According to Satti, shortly after 1 p.m. Aug. 10, a state police sergeant attempted to pull Guzman-Rivera’s car over on South Avenue for having dark tinted windows and an illegible rear license plate.

However, the prosecutor said, Guzman-Rivera instead sped up, driving through residential areas and a school zone at high speed.

After striking Tomczyk’s car, Satti said, Guzman-Rivera continued driving, striking two pedestrians, William Falcon, 61, and 65-year-old Zordia Mendez.

Police said Falcon was pinned under Guzman-Rivera’s car and caught in a telephone guide wire.
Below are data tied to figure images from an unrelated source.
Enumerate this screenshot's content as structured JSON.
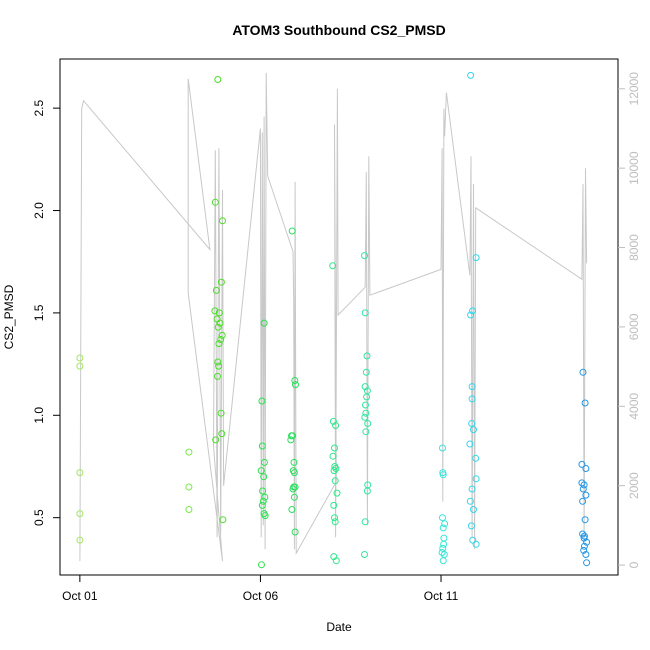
{
  "chart_data": {
    "type": "scatter",
    "title": "ATOM3 Southbound CS2_PMSD",
    "xlabel": "Date",
    "ylabel": "CS2_PMSD",
    "y_ticks": [
      0.5,
      1.0,
      1.5,
      2.0,
      2.5
    ],
    "y_tick_labels": [
      "0.5",
      "1.0",
      "1.5",
      "2.0",
      "2.5"
    ],
    "ylim": [
      0.22,
      2.74
    ],
    "y2_ticks": [
      0,
      2000,
      4000,
      6000,
      8000,
      10000,
      12000
    ],
    "y2_tick_labels": [
      "0",
      "2000",
      "4000",
      "6000",
      "8000",
      "10000",
      "12000"
    ],
    "y2lim": [
      -250,
      12750
    ],
    "x_ticks": [
      1,
      6,
      11
    ],
    "x_tick_labels": [
      "Oct 01",
      "Oct 06",
      "Oct 11"
    ],
    "xlim": [
      0.45,
      15.9
    ],
    "grid": false,
    "legend": "none",
    "colors": {
      "axis": "#000000",
      "secondary_axis": "#bdbdbd",
      "background_line": "#c8c8c8"
    },
    "points": [
      {
        "x": 1.0,
        "y": 1.28,
        "color": "#a2e85d"
      },
      {
        "x": 1.0,
        "y": 1.24,
        "color": "#a2e85d"
      },
      {
        "x": 1.0,
        "y": 0.72,
        "color": "#a2e85d"
      },
      {
        "x": 1.0,
        "y": 0.52,
        "color": "#a2e85d"
      },
      {
        "x": 1.0,
        "y": 0.39,
        "color": "#a2e85d"
      },
      {
        "x": 4.02,
        "y": 0.82,
        "color": "#7de84a"
      },
      {
        "x": 4.02,
        "y": 0.65,
        "color": "#7de84a"
      },
      {
        "x": 4.02,
        "y": 0.54,
        "color": "#7de84a"
      },
      {
        "x": 4.82,
        "y": 2.64,
        "color": "#4cdd2c"
      },
      {
        "x": 4.75,
        "y": 2.04,
        "color": "#4cdd2c"
      },
      {
        "x": 4.95,
        "y": 1.95,
        "color": "#4cdd2c"
      },
      {
        "x": 4.92,
        "y": 1.65,
        "color": "#4cdd2c"
      },
      {
        "x": 4.78,
        "y": 1.61,
        "color": "#4cdd2c"
      },
      {
        "x": 4.74,
        "y": 1.51,
        "color": "#4cdd2c"
      },
      {
        "x": 4.86,
        "y": 1.5,
        "color": "#4cdd2c"
      },
      {
        "x": 4.8,
        "y": 1.47,
        "color": "#4cdd2c"
      },
      {
        "x": 4.88,
        "y": 1.45,
        "color": "#4cdd2c"
      },
      {
        "x": 4.83,
        "y": 1.43,
        "color": "#4cdd2c"
      },
      {
        "x": 4.94,
        "y": 1.39,
        "color": "#4cdd2c"
      },
      {
        "x": 4.9,
        "y": 1.37,
        "color": "#4cdd2c"
      },
      {
        "x": 4.85,
        "y": 1.35,
        "color": "#4cdd2c"
      },
      {
        "x": 4.82,
        "y": 1.26,
        "color": "#4cdd2c"
      },
      {
        "x": 4.84,
        "y": 1.24,
        "color": "#4cdd2c"
      },
      {
        "x": 4.81,
        "y": 1.19,
        "color": "#4cdd2c"
      },
      {
        "x": 4.91,
        "y": 1.01,
        "color": "#4cdd2c"
      },
      {
        "x": 4.93,
        "y": 0.91,
        "color": "#4cdd2c"
      },
      {
        "x": 4.76,
        "y": 0.88,
        "color": "#4cdd2c"
      },
      {
        "x": 4.96,
        "y": 0.49,
        "color": "#4cdd2c"
      },
      {
        "x": 6.1,
        "y": 1.45,
        "color": "#30df52"
      },
      {
        "x": 6.04,
        "y": 1.07,
        "color": "#30df52"
      },
      {
        "x": 6.05,
        "y": 0.85,
        "color": "#30df52"
      },
      {
        "x": 6.11,
        "y": 0.77,
        "color": "#30df52"
      },
      {
        "x": 6.02,
        "y": 0.73,
        "color": "#30df52"
      },
      {
        "x": 6.09,
        "y": 0.7,
        "color": "#30df52"
      },
      {
        "x": 6.06,
        "y": 0.63,
        "color": "#30df52"
      },
      {
        "x": 6.12,
        "y": 0.6,
        "color": "#30df52"
      },
      {
        "x": 6.08,
        "y": 0.58,
        "color": "#30df52"
      },
      {
        "x": 6.05,
        "y": 0.56,
        "color": "#30df52"
      },
      {
        "x": 6.1,
        "y": 0.52,
        "color": "#30df52"
      },
      {
        "x": 6.13,
        "y": 0.51,
        "color": "#30df52"
      },
      {
        "x": 6.03,
        "y": 0.27,
        "color": "#30df52"
      },
      {
        "x": 6.88,
        "y": 1.9,
        "color": "#2cdf5e"
      },
      {
        "x": 6.95,
        "y": 1.17,
        "color": "#2cdf5e"
      },
      {
        "x": 6.97,
        "y": 1.15,
        "color": "#2cdf5e"
      },
      {
        "x": 6.86,
        "y": 0.9,
        "color": "#2cdf5e"
      },
      {
        "x": 6.89,
        "y": 0.9,
        "color": "#2cdf5e"
      },
      {
        "x": 6.84,
        "y": 0.88,
        "color": "#2cdf5e"
      },
      {
        "x": 6.93,
        "y": 0.77,
        "color": "#2cdf5e"
      },
      {
        "x": 6.91,
        "y": 0.73,
        "color": "#2cdf5e"
      },
      {
        "x": 6.94,
        "y": 0.72,
        "color": "#2cdf5e"
      },
      {
        "x": 6.92,
        "y": 0.65,
        "color": "#2cdf5e"
      },
      {
        "x": 6.96,
        "y": 0.65,
        "color": "#2cdf5e"
      },
      {
        "x": 6.9,
        "y": 0.64,
        "color": "#2cdf5e"
      },
      {
        "x": 6.94,
        "y": 0.6,
        "color": "#2cdf5e"
      },
      {
        "x": 6.87,
        "y": 0.54,
        "color": "#2cdf5e"
      },
      {
        "x": 6.96,
        "y": 0.43,
        "color": "#2cdf5e"
      },
      {
        "x": 8.0,
        "y": 1.73,
        "color": "#2ce88a"
      },
      {
        "x": 8.02,
        "y": 0.97,
        "color": "#2ce88a"
      },
      {
        "x": 8.08,
        "y": 0.95,
        "color": "#2ce88a"
      },
      {
        "x": 8.05,
        "y": 0.84,
        "color": "#2ce88a"
      },
      {
        "x": 8.01,
        "y": 0.8,
        "color": "#2ce88a"
      },
      {
        "x": 8.06,
        "y": 0.75,
        "color": "#2ce88a"
      },
      {
        "x": 8.09,
        "y": 0.74,
        "color": "#2ce88a"
      },
      {
        "x": 8.04,
        "y": 0.73,
        "color": "#2ce88a"
      },
      {
        "x": 8.07,
        "y": 0.68,
        "color": "#2ce88a"
      },
      {
        "x": 8.12,
        "y": 0.62,
        "color": "#2ce88a"
      },
      {
        "x": 8.03,
        "y": 0.56,
        "color": "#2ce88a"
      },
      {
        "x": 8.05,
        "y": 0.5,
        "color": "#2ce88a"
      },
      {
        "x": 8.07,
        "y": 0.48,
        "color": "#2ce88a"
      },
      {
        "x": 8.03,
        "y": 0.31,
        "color": "#2ce88a"
      },
      {
        "x": 8.1,
        "y": 0.29,
        "color": "#2ce88a"
      },
      {
        "x": 8.88,
        "y": 1.78,
        "color": "#30e6a0"
      },
      {
        "x": 8.9,
        "y": 1.5,
        "color": "#30e6a0"
      },
      {
        "x": 8.95,
        "y": 1.29,
        "color": "#30e6a0"
      },
      {
        "x": 8.93,
        "y": 1.21,
        "color": "#30e6a0"
      },
      {
        "x": 8.9,
        "y": 1.14,
        "color": "#30e6a0"
      },
      {
        "x": 8.96,
        "y": 1.12,
        "color": "#30e6a0"
      },
      {
        "x": 8.94,
        "y": 1.09,
        "color": "#30e6a0"
      },
      {
        "x": 8.91,
        "y": 1.05,
        "color": "#30e6a0"
      },
      {
        "x": 8.92,
        "y": 1.01,
        "color": "#30e6a0"
      },
      {
        "x": 8.89,
        "y": 0.99,
        "color": "#30e6a0"
      },
      {
        "x": 8.97,
        "y": 0.96,
        "color": "#30e6a0"
      },
      {
        "x": 8.92,
        "y": 0.92,
        "color": "#30e6a0"
      },
      {
        "x": 8.97,
        "y": 0.66,
        "color": "#30e6a0"
      },
      {
        "x": 8.96,
        "y": 0.63,
        "color": "#30e6a0"
      },
      {
        "x": 8.9,
        "y": 0.48,
        "color": "#30e6a0"
      },
      {
        "x": 8.88,
        "y": 0.32,
        "color": "#30e6a0"
      },
      {
        "x": 11.04,
        "y": 0.84,
        "color": "#34e6d8"
      },
      {
        "x": 11.05,
        "y": 0.72,
        "color": "#34e6d8"
      },
      {
        "x": 11.06,
        "y": 0.71,
        "color": "#34e6d8"
      },
      {
        "x": 11.04,
        "y": 0.5,
        "color": "#34e6d8"
      },
      {
        "x": 11.1,
        "y": 0.47,
        "color": "#34e6d8"
      },
      {
        "x": 11.06,
        "y": 0.45,
        "color": "#34e6d8"
      },
      {
        "x": 11.08,
        "y": 0.4,
        "color": "#34e6d8"
      },
      {
        "x": 11.07,
        "y": 0.37,
        "color": "#34e6d8"
      },
      {
        "x": 11.05,
        "y": 0.35,
        "color": "#34e6d8"
      },
      {
        "x": 11.03,
        "y": 0.33,
        "color": "#34e6d8"
      },
      {
        "x": 11.09,
        "y": 0.32,
        "color": "#34e6d8"
      },
      {
        "x": 11.06,
        "y": 0.29,
        "color": "#34e6d8"
      },
      {
        "x": 11.82,
        "y": 2.66,
        "color": "#34d6ea"
      },
      {
        "x": 11.97,
        "y": 1.77,
        "color": "#34d6ea"
      },
      {
        "x": 11.82,
        "y": 1.49,
        "color": "#34d6ea"
      },
      {
        "x": 11.87,
        "y": 1.51,
        "color": "#34d6ea"
      },
      {
        "x": 11.86,
        "y": 1.14,
        "color": "#34d6ea"
      },
      {
        "x": 11.86,
        "y": 1.08,
        "color": "#34d6ea"
      },
      {
        "x": 11.85,
        "y": 0.96,
        "color": "#34d6ea"
      },
      {
        "x": 11.9,
        "y": 0.93,
        "color": "#34d6ea"
      },
      {
        "x": 11.8,
        "y": 0.86,
        "color": "#34d6ea"
      },
      {
        "x": 11.96,
        "y": 0.79,
        "color": "#34d6ea"
      },
      {
        "x": 11.97,
        "y": 0.69,
        "color": "#34d6ea"
      },
      {
        "x": 11.86,
        "y": 0.64,
        "color": "#34d6ea"
      },
      {
        "x": 11.81,
        "y": 0.58,
        "color": "#34d6ea"
      },
      {
        "x": 11.9,
        "y": 0.54,
        "color": "#34d6ea"
      },
      {
        "x": 11.84,
        "y": 0.46,
        "color": "#34d6ea"
      },
      {
        "x": 11.88,
        "y": 0.39,
        "color": "#34d6ea"
      },
      {
        "x": 11.97,
        "y": 0.37,
        "color": "#34d6ea"
      },
      {
        "x": 14.93,
        "y": 1.21,
        "color": "#2496e6"
      },
      {
        "x": 14.99,
        "y": 1.06,
        "color": "#2496e6"
      },
      {
        "x": 14.9,
        "y": 0.76,
        "color": "#2496e6"
      },
      {
        "x": 15.01,
        "y": 0.74,
        "color": "#2496e6"
      },
      {
        "x": 14.9,
        "y": 0.67,
        "color": "#2496e6"
      },
      {
        "x": 14.96,
        "y": 0.66,
        "color": "#2496e6"
      },
      {
        "x": 14.94,
        "y": 0.64,
        "color": "#2496e6"
      },
      {
        "x": 15.01,
        "y": 0.61,
        "color": "#2496e6"
      },
      {
        "x": 14.92,
        "y": 0.58,
        "color": "#2496e6"
      },
      {
        "x": 14.99,
        "y": 0.49,
        "color": "#2496e6"
      },
      {
        "x": 14.92,
        "y": 0.42,
        "color": "#2496e6"
      },
      {
        "x": 14.97,
        "y": 0.41,
        "color": "#2496e6"
      },
      {
        "x": 14.96,
        "y": 0.4,
        "color": "#2496e6"
      },
      {
        "x": 15.03,
        "y": 0.38,
        "color": "#2496e6"
      },
      {
        "x": 14.97,
        "y": 0.36,
        "color": "#2496e6"
      },
      {
        "x": 14.95,
        "y": 0.34,
        "color": "#2496e6"
      },
      {
        "x": 15.01,
        "y": 0.32,
        "color": "#2496e6"
      },
      {
        "x": 15.03,
        "y": 0.28,
        "color": "#2496e6"
      }
    ],
    "secondary_series": {
      "axis": "right",
      "color": "#c8c8c8",
      "points": [
        [
          1.0,
          100
        ],
        [
          1.05,
          11500
        ],
        [
          1.1,
          11700
        ],
        [
          4.6,
          7950
        ],
        [
          4.0,
          12250
        ],
        [
          4.0,
          6850
        ],
        [
          4.95,
          100
        ],
        [
          4.7,
          3000
        ],
        [
          4.75,
          10450
        ],
        [
          4.8,
          700
        ],
        [
          4.85,
          10500
        ],
        [
          4.9,
          800
        ],
        [
          4.95,
          9450
        ],
        [
          4.98,
          2000
        ],
        [
          6.0,
          11000
        ],
        [
          6.02,
          700
        ],
        [
          6.05,
          10900
        ],
        [
          6.08,
          1000
        ],
        [
          6.1,
          11300
        ],
        [
          6.13,
          400
        ],
        [
          6.16,
          12400
        ],
        [
          6.2,
          9800
        ],
        [
          6.9,
          7900
        ],
        [
          6.92,
          6700
        ],
        [
          6.94,
          400
        ],
        [
          6.96,
          9650
        ],
        [
          6.99,
          300
        ],
        [
          8.1,
          2100
        ],
        [
          8.05,
          11100
        ],
        [
          8.08,
          700
        ],
        [
          8.13,
          12000
        ],
        [
          8.15,
          6300
        ],
        [
          8.9,
          7000
        ],
        [
          8.93,
          9900
        ],
        [
          8.96,
          1000
        ],
        [
          9.0,
          10300
        ],
        [
          9.03,
          6800
        ],
        [
          11.0,
          7450
        ],
        [
          11.03,
          10500
        ],
        [
          11.05,
          1600
        ],
        [
          11.08,
          11500
        ],
        [
          11.1,
          10800
        ],
        [
          11.15,
          11900
        ],
        [
          11.8,
          7300
        ],
        [
          11.83,
          10300
        ],
        [
          11.86,
          700
        ],
        [
          11.9,
          9600
        ],
        [
          11.93,
          400
        ],
        [
          11.96,
          9000
        ],
        [
          14.9,
          7200
        ],
        [
          14.93,
          9600
        ],
        [
          14.96,
          600
        ],
        [
          15.0,
          10000
        ],
        [
          15.03,
          7600
        ]
      ]
    }
  }
}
Firefighters had to lift the car off him with a hydraulic jack resulting in the amputation of Falcon’s left ankle.

Mendez suffered a fractured left leg and bruises and abrasions on his head and ribs.

Guzman-Rivera allegedly ignored Falcon’s screams from beneath his car and instead fled, jumping fences and running through rear yards to get away, police said.

Using the state police tracking dog Nero, police said they traced Guzman-Rivera to a basement on Lewis Street.

During a struggle with the dog, police said, Guzman-Rivera began to gouge the animal’s eyes and punch Nero in the head and face. State police said they hit Guzman-Rivera three times in the chest with a baton to get him to release his grip on the dog.

During a search of Guzman-Rivera, the prosecutor said, police found nine bundles and three folds of heroin, 12 bags of crack cocaine, four bags of powder cocaine and $250 hidden in his underwear.